We got in from time to time, but always feared that we would
find them waiting at the mouth when we came out, and since most of us were
still too young and inexperienced to actually make the whole trip through, we
sometimes had to hide just around the bend in the twilight until The Emeralds
moved on.
Eventually, they moved on completely, growing too old for
hand outs like this. But that’s when the real struggle began. Punk kids from
the local high school decided to take over the place just at a point when we
were moving in. If anything, this gang with their leather jackets and
switchblades hated us even more than the Emeralds did – perhaps because by that
time we were closer in age to them, and they saw us more as a rival gang than a
mere annoyance. When they caught one of us there, they beat him up as a warning
to the rest of us as to what would happen if we came back.
It didn’t stop us – especially me.
I refused to let them deny us, even though I was as scared
of getting beat as any of the others, even Dave. And so I egged them all on to
keep sneaking back, and more than once, we had to wait it out when the gang
arrived after we did, listening to the echoes of their false bravado as they
boasted about stealing this car or beating up some poor fool at school. They
often talked about the gang fights they had with the black gangs from Paterson .
It was hard for any of us to keep from snickering since we knew just how full
of shit they were. No white gang from this side of Crooks
Avenue ever took on a black gang from the other
side. A few South Paterson gangs like the Emeralds might have, but then they
generally got toughened up by going to East Side, while these fools went to an
all while high school with a lot of security.
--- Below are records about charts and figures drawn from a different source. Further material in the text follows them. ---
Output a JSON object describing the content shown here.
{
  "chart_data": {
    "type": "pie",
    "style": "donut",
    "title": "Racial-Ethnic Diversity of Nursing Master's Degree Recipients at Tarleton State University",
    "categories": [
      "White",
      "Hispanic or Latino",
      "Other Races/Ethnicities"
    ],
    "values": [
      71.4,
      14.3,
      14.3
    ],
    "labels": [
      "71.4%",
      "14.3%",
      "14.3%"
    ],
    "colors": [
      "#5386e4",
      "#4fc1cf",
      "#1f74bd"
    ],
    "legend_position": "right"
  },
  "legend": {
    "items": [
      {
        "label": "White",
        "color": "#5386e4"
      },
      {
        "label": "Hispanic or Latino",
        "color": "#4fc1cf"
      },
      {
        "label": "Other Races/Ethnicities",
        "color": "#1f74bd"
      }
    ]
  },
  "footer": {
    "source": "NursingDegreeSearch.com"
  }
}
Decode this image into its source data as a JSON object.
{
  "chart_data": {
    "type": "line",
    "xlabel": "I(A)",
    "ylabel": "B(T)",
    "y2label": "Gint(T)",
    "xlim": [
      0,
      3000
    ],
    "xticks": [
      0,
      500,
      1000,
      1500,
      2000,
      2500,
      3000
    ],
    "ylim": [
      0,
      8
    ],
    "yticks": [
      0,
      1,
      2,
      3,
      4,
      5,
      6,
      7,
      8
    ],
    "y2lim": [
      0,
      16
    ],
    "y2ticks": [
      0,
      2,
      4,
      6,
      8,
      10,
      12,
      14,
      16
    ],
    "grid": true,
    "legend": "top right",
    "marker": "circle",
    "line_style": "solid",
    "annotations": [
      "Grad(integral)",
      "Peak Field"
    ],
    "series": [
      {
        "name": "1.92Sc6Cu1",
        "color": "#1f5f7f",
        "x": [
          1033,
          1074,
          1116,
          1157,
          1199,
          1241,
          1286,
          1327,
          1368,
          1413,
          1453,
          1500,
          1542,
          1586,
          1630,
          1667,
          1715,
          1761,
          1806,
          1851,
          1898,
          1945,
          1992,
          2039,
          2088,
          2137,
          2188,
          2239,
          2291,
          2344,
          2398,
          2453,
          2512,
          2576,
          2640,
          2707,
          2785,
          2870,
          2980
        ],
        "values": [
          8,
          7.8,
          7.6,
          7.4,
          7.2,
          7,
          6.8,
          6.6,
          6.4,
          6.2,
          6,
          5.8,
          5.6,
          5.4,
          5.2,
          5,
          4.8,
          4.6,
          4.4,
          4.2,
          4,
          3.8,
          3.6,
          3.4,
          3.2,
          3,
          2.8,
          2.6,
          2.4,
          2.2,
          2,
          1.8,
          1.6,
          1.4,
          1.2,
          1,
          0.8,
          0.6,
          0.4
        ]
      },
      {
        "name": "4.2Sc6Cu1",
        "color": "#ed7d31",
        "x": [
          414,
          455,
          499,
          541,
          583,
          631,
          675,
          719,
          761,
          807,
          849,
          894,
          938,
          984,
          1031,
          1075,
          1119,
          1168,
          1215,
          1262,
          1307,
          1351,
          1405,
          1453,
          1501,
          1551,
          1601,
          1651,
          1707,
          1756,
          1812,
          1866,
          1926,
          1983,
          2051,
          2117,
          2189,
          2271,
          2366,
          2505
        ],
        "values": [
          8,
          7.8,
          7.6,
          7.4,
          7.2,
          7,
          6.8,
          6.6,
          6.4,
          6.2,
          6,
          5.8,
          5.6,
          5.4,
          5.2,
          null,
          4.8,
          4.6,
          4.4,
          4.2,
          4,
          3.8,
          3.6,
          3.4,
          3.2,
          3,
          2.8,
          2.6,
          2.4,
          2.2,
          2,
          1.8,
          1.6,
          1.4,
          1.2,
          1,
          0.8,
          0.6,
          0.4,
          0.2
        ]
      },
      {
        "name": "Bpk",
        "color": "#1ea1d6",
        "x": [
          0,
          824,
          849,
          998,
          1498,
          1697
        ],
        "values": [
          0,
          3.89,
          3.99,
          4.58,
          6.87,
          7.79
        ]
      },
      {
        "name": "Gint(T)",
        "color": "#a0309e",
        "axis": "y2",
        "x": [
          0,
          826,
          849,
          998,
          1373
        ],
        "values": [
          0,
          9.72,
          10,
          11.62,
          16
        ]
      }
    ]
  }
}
Then one day all that changed. Maybe one of them heard me
snicker and decided to come and find me.
Unlike the Emeralds, this gang routinely came deeper into
the tunnel where they did things they didn’t want anybody to see, drunks and
drinking, and things with girls. They were not scared of the dark, and mostly
carried flashlights while we relied primarily on blue-tipped wooden matches.
They came, grabbed me and Dave and another kid before we
could slip too deep in the tunnel and dragged us outside, hitting Dave so hard
in the stomach, it bent him over. They tried to hit me, but I moved to one
side, slipping out of the grasp of the kid who held me. So they flicked out
their knives, and flashed them before my face, telling me the next time they
catch any of us, they’ll cut us up instead.
They let us go, and we went, scared as hell, because we knew
these kids meant it.
They weren’t afraid of us.
Dave wanted to stay away, but I wouldn’t let him, and made
him come back with me, not into the cave, but near enough so that we could see
when the gang was there, and when the went inside, and when they did, I pulled
the blue tipped matches out of one pocket, and a batch of cherry bombs out of
the other.
Dave yelled, “No,” but I lit the first one and threw it into
the mouth of the cave.
I heard them scream inside. The echoes must have been
horrible. I lit another and threw that one in, too, and then after that went
off, I climbed down to the mouth of the tunnel and yelled inside.
“I got lots more and I’m going to use them.”
Someone yelled back about killing me for this, but that got
lost when third cherry bomb went off, after that all I heard was the slap of
feet and the gang screaming at each other, but I didn’t stop. I lit one after
the other until I ran out. By that time, the echoes of their running feet were
faint.
Dave looked at me like I was crazy.
Maybe I was.
I told him it was time to go home.
I never did go back after that. Not because I was afraid, but more like I didn't need to, like with the Emeralds I had better things to do.